Description
This Classic Homemade Banana Cake is a moist, tender, and flavorful dessert perfect for using ripe bananas. With a simple blend of pantry staples, this cake offers a delightful balance of sweet banana flavor and creamy texture, making it a beloved treat for any occasion.
Ingredients
Scale
Dry Ingredients
- 2 cups all-purpose flour
- 1 teaspoon baking powder
- 1/2 teaspoon baking soda
- 1/4 teaspoon salt
Wet Ingredients
- 3 ripe bananas, mashed
- 1/2 cup butter, softened
- 1 1/2 cups granulated sugar
- 2 large eggs
- 1 teaspoon vanilla extract
- 1/2 cup buttermilk
Instructions
- Preheat Oven and Prepare Pan: Preheat your oven to 350°F (175°C). Grease and flour a 9×13-inch baking dish to prevent the cake from sticking.
- Combine Dry Ingredients: In a medium bowl, sift together the all-purpose flour, baking powder, baking soda, and salt. Set aside.
- Cream Butter and Sugar: In a large mixing bowl, use an electric mixer to cream the softened butter and granulated sugar together until light and fluffy.

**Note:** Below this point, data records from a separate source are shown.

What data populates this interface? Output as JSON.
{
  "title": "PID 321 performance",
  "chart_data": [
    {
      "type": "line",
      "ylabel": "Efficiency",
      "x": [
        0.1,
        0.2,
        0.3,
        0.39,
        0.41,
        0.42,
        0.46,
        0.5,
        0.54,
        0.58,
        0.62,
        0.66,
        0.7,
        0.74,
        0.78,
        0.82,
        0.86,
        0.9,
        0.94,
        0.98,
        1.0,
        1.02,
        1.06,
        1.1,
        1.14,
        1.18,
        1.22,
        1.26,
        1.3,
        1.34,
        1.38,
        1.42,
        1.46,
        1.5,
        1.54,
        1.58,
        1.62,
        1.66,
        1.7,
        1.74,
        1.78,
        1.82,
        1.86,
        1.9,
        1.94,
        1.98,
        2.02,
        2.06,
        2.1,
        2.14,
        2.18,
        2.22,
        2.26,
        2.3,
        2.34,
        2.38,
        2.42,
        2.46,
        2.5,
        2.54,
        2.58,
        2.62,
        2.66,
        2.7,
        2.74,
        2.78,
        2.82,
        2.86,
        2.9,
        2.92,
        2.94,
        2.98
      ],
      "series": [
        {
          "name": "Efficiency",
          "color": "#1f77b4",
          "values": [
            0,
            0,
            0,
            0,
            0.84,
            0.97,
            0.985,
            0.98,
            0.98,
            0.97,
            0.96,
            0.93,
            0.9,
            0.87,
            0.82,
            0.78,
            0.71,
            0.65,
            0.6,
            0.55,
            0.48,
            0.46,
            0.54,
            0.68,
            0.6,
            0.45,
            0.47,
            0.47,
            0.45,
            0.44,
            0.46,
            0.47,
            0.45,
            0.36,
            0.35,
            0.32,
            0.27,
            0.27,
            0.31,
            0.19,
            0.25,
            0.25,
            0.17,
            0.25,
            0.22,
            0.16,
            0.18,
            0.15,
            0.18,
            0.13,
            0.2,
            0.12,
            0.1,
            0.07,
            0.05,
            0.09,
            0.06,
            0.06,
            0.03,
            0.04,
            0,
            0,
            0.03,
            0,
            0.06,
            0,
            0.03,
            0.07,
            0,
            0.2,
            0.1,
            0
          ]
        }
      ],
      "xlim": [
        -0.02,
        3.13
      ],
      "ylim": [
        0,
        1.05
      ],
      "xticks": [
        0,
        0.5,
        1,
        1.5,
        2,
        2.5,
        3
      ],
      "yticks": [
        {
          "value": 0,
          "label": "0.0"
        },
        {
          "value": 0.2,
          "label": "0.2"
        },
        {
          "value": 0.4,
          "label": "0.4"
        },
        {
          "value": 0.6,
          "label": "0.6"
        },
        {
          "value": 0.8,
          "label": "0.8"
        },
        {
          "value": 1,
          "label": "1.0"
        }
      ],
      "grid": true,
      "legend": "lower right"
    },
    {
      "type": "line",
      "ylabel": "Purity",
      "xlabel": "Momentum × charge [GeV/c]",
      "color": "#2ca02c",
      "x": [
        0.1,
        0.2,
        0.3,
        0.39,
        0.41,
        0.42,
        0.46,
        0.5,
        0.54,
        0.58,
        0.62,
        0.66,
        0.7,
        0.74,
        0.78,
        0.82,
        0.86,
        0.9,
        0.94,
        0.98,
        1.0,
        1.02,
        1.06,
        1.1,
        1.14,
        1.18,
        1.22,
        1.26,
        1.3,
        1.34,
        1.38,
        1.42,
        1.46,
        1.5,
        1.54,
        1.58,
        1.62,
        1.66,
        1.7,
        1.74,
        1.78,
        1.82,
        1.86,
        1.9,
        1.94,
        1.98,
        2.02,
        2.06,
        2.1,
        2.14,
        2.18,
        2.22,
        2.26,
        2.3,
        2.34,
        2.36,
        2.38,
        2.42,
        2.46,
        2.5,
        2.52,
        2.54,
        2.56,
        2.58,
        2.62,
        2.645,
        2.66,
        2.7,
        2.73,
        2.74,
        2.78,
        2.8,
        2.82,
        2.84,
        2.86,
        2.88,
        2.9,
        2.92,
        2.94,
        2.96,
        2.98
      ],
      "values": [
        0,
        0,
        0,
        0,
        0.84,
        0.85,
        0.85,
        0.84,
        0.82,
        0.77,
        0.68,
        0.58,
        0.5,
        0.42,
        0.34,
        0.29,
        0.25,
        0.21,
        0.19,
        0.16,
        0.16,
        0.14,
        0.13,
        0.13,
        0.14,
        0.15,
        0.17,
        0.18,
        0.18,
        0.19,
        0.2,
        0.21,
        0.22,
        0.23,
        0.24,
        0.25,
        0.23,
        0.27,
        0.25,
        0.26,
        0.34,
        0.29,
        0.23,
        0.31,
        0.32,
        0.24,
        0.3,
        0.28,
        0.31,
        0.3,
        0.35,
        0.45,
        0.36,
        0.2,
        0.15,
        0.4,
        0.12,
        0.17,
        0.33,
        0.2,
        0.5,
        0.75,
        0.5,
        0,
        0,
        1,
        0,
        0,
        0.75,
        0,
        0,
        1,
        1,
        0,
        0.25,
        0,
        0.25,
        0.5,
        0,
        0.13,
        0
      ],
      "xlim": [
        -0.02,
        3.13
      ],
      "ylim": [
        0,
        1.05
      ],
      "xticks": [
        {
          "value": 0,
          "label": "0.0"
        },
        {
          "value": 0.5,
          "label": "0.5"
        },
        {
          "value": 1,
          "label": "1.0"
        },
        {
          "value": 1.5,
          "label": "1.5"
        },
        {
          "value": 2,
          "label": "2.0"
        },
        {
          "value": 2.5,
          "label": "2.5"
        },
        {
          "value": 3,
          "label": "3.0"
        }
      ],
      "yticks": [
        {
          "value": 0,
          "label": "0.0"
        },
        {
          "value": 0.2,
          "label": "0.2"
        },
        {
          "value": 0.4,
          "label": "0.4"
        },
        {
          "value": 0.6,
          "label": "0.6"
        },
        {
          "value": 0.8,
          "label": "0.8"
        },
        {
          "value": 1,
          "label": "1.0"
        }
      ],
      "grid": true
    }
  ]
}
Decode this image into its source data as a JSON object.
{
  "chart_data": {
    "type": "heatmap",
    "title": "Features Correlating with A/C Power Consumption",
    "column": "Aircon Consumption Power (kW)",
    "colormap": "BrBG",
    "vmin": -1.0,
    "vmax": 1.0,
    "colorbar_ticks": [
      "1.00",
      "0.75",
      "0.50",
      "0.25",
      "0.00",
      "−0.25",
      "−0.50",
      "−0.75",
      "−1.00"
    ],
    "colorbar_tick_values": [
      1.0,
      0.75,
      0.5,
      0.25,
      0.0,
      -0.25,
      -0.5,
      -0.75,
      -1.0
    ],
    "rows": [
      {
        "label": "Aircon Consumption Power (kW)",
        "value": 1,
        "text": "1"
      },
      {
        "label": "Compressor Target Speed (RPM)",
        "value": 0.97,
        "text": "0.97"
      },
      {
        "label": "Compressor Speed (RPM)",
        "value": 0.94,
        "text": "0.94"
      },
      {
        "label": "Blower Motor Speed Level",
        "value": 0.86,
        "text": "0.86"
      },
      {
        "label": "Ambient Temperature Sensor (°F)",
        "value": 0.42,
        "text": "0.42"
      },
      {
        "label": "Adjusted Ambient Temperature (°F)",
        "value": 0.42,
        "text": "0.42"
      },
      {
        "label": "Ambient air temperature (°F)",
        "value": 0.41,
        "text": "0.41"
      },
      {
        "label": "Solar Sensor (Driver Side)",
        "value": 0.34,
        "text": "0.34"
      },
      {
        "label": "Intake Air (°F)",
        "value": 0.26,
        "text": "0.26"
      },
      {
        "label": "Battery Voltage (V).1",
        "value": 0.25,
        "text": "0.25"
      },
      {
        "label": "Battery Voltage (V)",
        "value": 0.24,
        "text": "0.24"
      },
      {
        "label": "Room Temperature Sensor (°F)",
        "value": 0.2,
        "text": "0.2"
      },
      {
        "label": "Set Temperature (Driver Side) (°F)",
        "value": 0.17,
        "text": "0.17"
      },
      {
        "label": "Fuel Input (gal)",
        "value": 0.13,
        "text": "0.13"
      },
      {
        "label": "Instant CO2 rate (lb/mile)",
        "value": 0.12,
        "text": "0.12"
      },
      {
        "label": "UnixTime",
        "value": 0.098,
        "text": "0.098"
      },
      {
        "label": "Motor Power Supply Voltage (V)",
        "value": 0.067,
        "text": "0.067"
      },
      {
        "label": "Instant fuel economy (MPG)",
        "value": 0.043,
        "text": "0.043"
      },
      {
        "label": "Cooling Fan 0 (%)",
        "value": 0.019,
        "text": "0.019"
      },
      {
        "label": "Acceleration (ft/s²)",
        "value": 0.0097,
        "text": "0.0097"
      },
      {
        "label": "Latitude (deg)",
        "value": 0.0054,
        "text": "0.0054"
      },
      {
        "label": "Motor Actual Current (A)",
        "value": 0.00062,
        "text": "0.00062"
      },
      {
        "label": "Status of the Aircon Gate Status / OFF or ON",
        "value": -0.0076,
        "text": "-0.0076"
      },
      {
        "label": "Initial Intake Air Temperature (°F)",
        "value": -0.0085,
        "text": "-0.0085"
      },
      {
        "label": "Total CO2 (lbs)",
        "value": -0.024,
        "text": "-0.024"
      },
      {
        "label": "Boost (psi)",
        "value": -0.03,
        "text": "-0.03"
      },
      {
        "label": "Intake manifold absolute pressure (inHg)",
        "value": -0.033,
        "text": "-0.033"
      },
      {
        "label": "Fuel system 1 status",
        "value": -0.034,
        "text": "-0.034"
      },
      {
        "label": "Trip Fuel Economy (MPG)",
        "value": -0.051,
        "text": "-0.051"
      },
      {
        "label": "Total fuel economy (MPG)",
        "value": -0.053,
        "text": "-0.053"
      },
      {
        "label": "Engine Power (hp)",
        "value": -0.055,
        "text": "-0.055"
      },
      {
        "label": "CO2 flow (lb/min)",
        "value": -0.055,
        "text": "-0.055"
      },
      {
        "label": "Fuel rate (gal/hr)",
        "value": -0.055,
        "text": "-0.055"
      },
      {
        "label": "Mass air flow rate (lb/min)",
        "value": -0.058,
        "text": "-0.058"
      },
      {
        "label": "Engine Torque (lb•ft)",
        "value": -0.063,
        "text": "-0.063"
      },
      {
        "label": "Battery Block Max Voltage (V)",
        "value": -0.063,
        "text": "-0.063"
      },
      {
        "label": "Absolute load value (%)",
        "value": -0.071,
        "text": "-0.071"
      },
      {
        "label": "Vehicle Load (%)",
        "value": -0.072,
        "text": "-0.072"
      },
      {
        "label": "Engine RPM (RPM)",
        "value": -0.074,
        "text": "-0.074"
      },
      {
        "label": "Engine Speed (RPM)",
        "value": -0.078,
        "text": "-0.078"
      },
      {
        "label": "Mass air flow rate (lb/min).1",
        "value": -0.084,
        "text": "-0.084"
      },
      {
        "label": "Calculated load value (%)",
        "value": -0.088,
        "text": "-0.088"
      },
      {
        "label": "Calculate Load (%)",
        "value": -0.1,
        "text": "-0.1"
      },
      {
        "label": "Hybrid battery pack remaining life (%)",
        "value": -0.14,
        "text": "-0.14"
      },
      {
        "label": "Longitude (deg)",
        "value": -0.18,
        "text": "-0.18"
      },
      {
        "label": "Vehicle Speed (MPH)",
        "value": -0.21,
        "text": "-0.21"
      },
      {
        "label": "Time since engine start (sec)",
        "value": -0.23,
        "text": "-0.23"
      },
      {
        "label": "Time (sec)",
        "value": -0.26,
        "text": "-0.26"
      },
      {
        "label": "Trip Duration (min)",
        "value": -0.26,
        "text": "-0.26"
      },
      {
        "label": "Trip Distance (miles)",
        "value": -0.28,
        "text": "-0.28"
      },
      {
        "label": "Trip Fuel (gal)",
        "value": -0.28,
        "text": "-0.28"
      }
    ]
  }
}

- Add Eggs: Beat in the eggs, one at a time, making sure each egg is fully incorporated before adding the next.
- Incorporate Bananas and Vanilla: Stir in the mashed ripe bananas and vanilla extract until evenly combined.
- Combine Dry Ingredients and Buttermilk: Gradually add the dry flour mixture to the wet ingredients, alternating with the half cup of buttermilk. Begin and end with the dry ingredients, mixing gently until the batter is smooth and uniform.

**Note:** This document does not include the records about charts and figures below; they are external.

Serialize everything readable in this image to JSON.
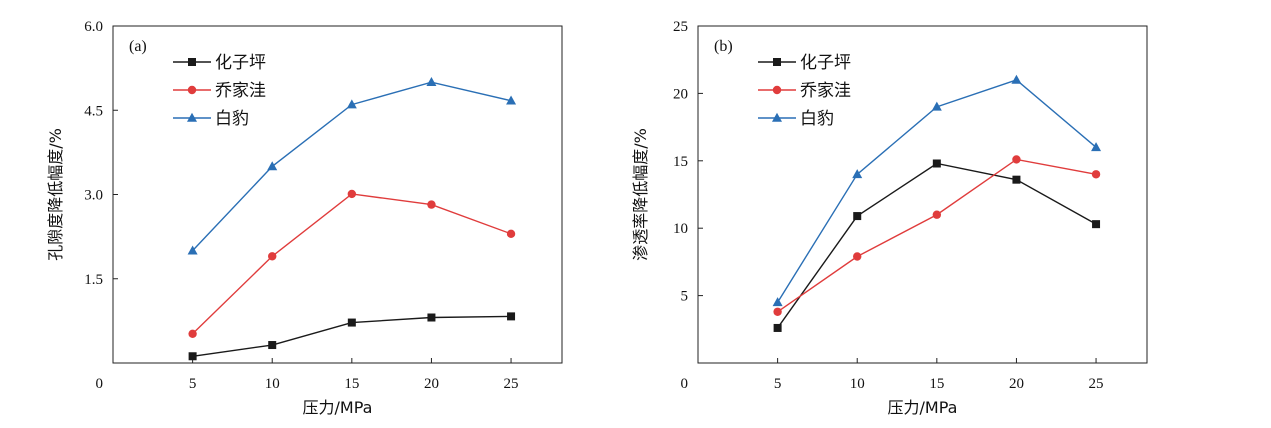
{
  "chart_data": [
    {
      "type": "line",
      "panel_label": "(a)",
      "xlabel": "压力/MPa",
      "ylabel": "孔隙度降低幅度/%",
      "x": [
        5,
        10,
        15,
        20,
        25
      ],
      "xticks": [
        "5",
        "10",
        "15",
        "20",
        "25"
      ],
      "yticks": [
        "6.0",
        "4.5",
        "3.0",
        "1.5",
        "0"
      ],
      "ylim": [
        0,
        6.0
      ],
      "xlim": [
        0,
        28.2
      ],
      "legend_position": "top-left",
      "series": [
        {
          "name": "化子坪",
          "marker": "square",
          "color": "#1a1a1a",
          "values": [
            0.12,
            0.32,
            0.72,
            0.81,
            0.83
          ]
        },
        {
          "name": "乔家洼",
          "marker": "circle",
          "color": "#e03c3c",
          "values": [
            0.52,
            1.9,
            3.01,
            2.82,
            2.3
          ]
        },
        {
          "name": "白豹",
          "marker": "triangle",
          "color": "#2a6fb5",
          "values": [
            2.0,
            3.5,
            4.6,
            5.0,
            4.67
          ]
        }
      ]
    },
    {
      "type": "line",
      "panel_label": "(b)",
      "xlabel": "压力/MPa",
      "ylabel": "渗透率降低幅度/%",
      "x": [
        5,
        10,
        15,
        20,
        25
      ],
      "xticks": [
        "5",
        "10",
        "15",
        "20",
        "25"
      ],
      "yticks": [
        "25",
        "20",
        "15",
        "10",
        "5",
        "0"
      ],
      "ylim": [
        0,
        25
      ],
      "xlim": [
        0,
        28.2
      ],
      "legend_position": "top-left",
      "series": [
        {
          "name": "化子坪",
          "marker": "square",
          "color": "#1a1a1a",
          "values": [
            2.6,
            10.9,
            14.8,
            13.6,
            10.3
          ]
        },
        {
          "name": "乔家洼",
          "marker": "circle",
          "color": "#e03c3c",
          "values": [
            3.8,
            7.9,
            11.0,
            15.1,
            14.0
          ]
        },
        {
          "name": "白豹",
          "marker": "triangle",
          "color": "#2a6fb5",
          "values": [
            4.5,
            14.0,
            19.0,
            21.0,
            16.0
          ]
        }
      ]
    }
  ]
}
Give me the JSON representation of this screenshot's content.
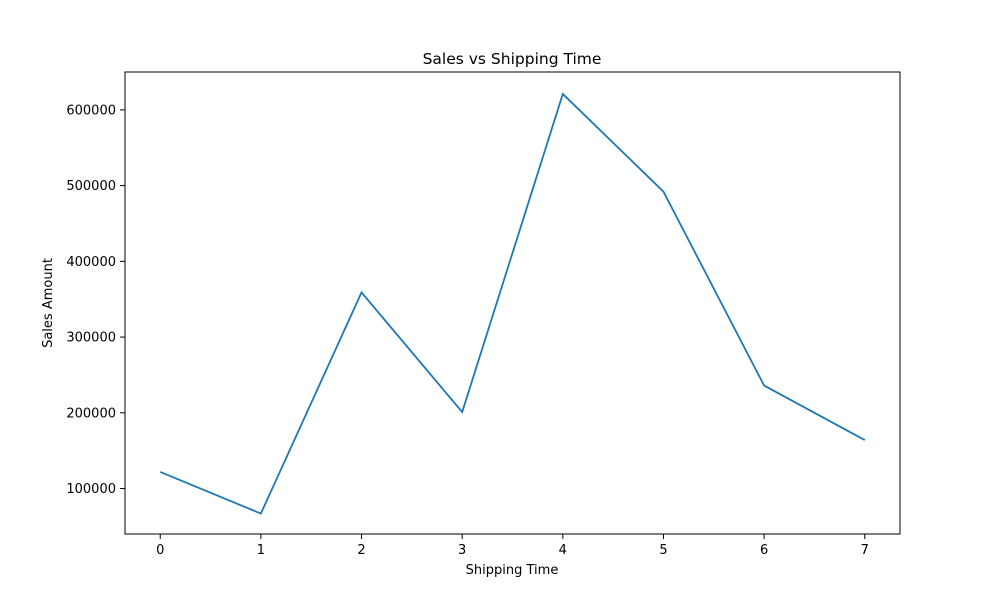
{
  "chart_data": {
    "type": "line",
    "title": "Sales vs Shipping Time",
    "xlabel": "Shipping Time",
    "ylabel": "Sales Amount",
    "x": [
      0,
      1,
      2,
      3,
      4,
      5,
      6,
      7
    ],
    "series": [
      {
        "values": [
          122000,
          67000,
          359000,
          201000,
          621000,
          492000,
          236000,
          164000
        ],
        "color": "#1f77b4"
      }
    ],
    "xlim": [
      -0.35,
      7.35
    ],
    "ylim": [
      40000,
      650000
    ],
    "xticks": [
      0,
      1,
      2,
      3,
      4,
      5,
      6,
      7
    ],
    "xtick_labels": [
      "0",
      "1",
      "2",
      "3",
      "4",
      "5",
      "6",
      "7"
    ],
    "yticks": [
      100000,
      200000,
      300000,
      400000,
      500000,
      600000
    ],
    "ytick_labels": [
      "100000",
      "200000",
      "300000",
      "400000",
      "500000",
      "600000"
    ],
    "grid": false,
    "legend": "none"
  }
}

- Pour and Bake: Pour the batter into the prepared baking dish and smooth the top. Bake in the preheated oven for 30-35 minutes or until a toothpick inserted into the center comes out clean.
- Cool and Serve: Allow the cake to cool in the pan for about 10 minutes before transferring it to a wire rack to cool completely. Slice and serve as desired.
Notes
- Use very ripe bananas for the best flavor and sweetness.

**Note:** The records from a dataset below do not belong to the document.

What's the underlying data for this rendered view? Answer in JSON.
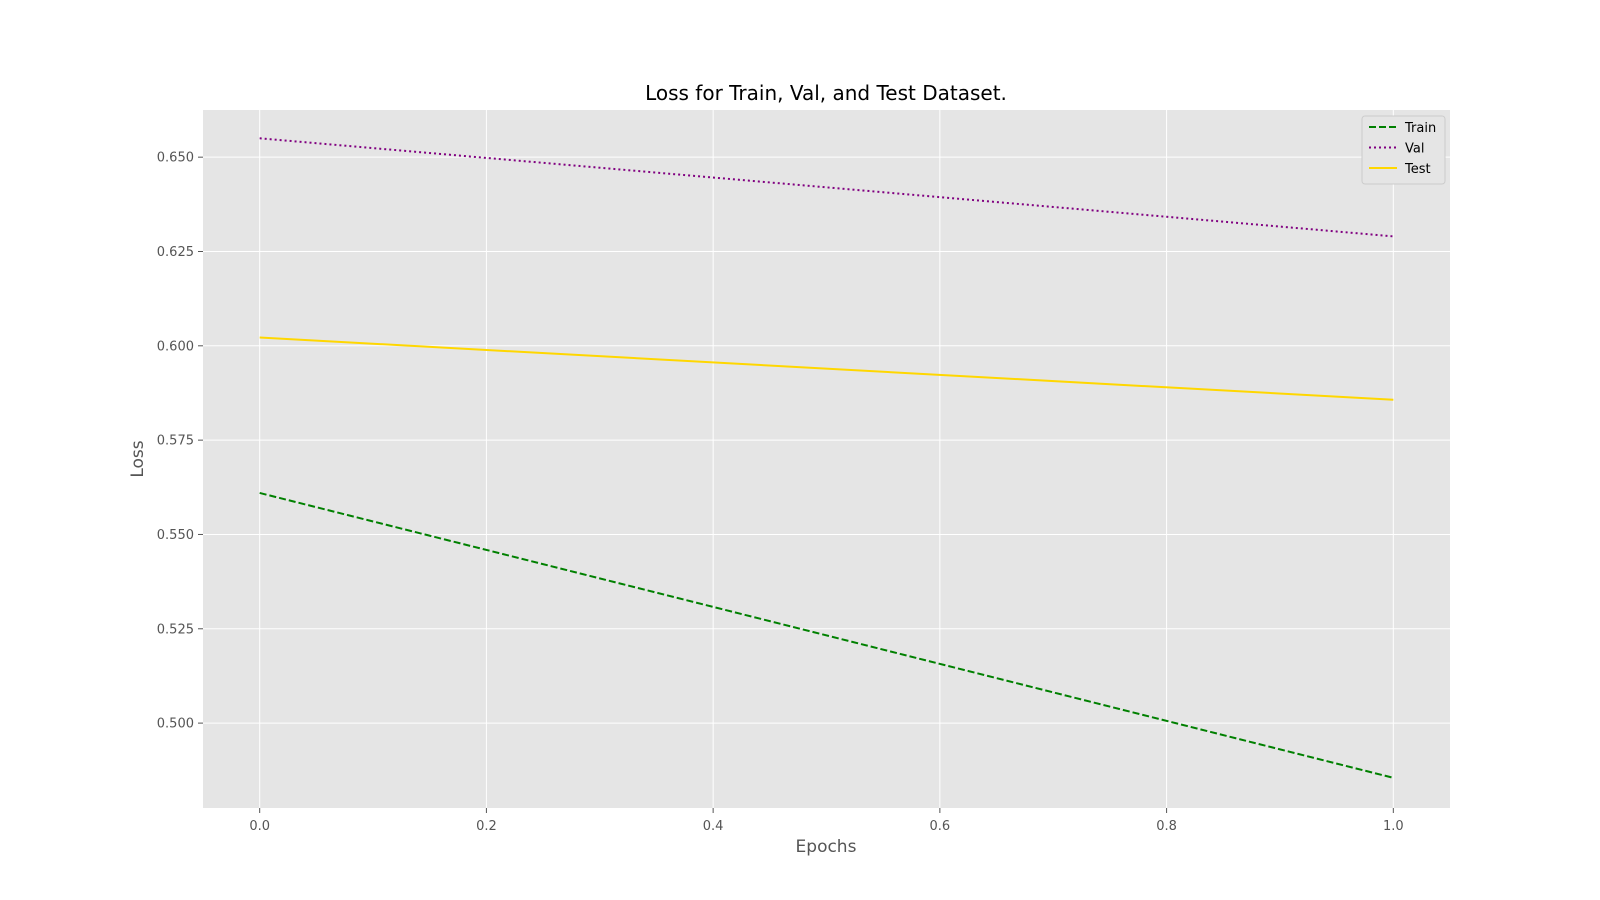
{
  "chart_data": {
    "type": "line",
    "title": "Loss for Train, Val, and Test Dataset.",
    "xlabel": "Epochs",
    "ylabel": "Loss",
    "xlim": [
      -0.05,
      1.05
    ],
    "ylim": [
      0.4775,
      0.6625
    ],
    "x_ticks": [
      0.0,
      0.2,
      0.4,
      0.6,
      0.8,
      1.0
    ],
    "x_tick_labels": [
      "0.0",
      "0.2",
      "0.4",
      "0.6",
      "0.8",
      "1.0"
    ],
    "y_ticks": [
      0.5,
      0.525,
      0.55,
      0.575,
      0.6,
      0.625,
      0.65
    ],
    "y_tick_labels": [
      "0.500",
      "0.525",
      "0.550",
      "0.575",
      "0.600",
      "0.625",
      "0.650"
    ],
    "grid": true,
    "legend_position": "top-right",
    "background_color": "#e5e5e5",
    "grid_color": "#ffffff",
    "series": [
      {
        "name": "Train",
        "x": [
          0.0,
          1.0
        ],
        "values": [
          0.561,
          0.4855
        ],
        "color": "#008000",
        "linestyle": "dashed"
      },
      {
        "name": "Val",
        "x": [
          0.0,
          1.0
        ],
        "values": [
          0.655,
          0.629
        ],
        "color": "#800080",
        "linestyle": "dotted"
      },
      {
        "name": "Test",
        "x": [
          0.0,
          1.0
        ],
        "values": [
          0.6022,
          0.5857
        ],
        "color": "#ffd700",
        "linestyle": "solid"
      }
    ]
  }
}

- Make sure butter is softened to room temperature for easier creaming.
- Check the cake a few minutes early to avoid overbaking.
- Buttermilk can be substituted with milk mixed with a tablespoon of vinegar or lemon juice.
- This cake can be stored covered at room temperature for up to 3 days or refrigerated for up to a week.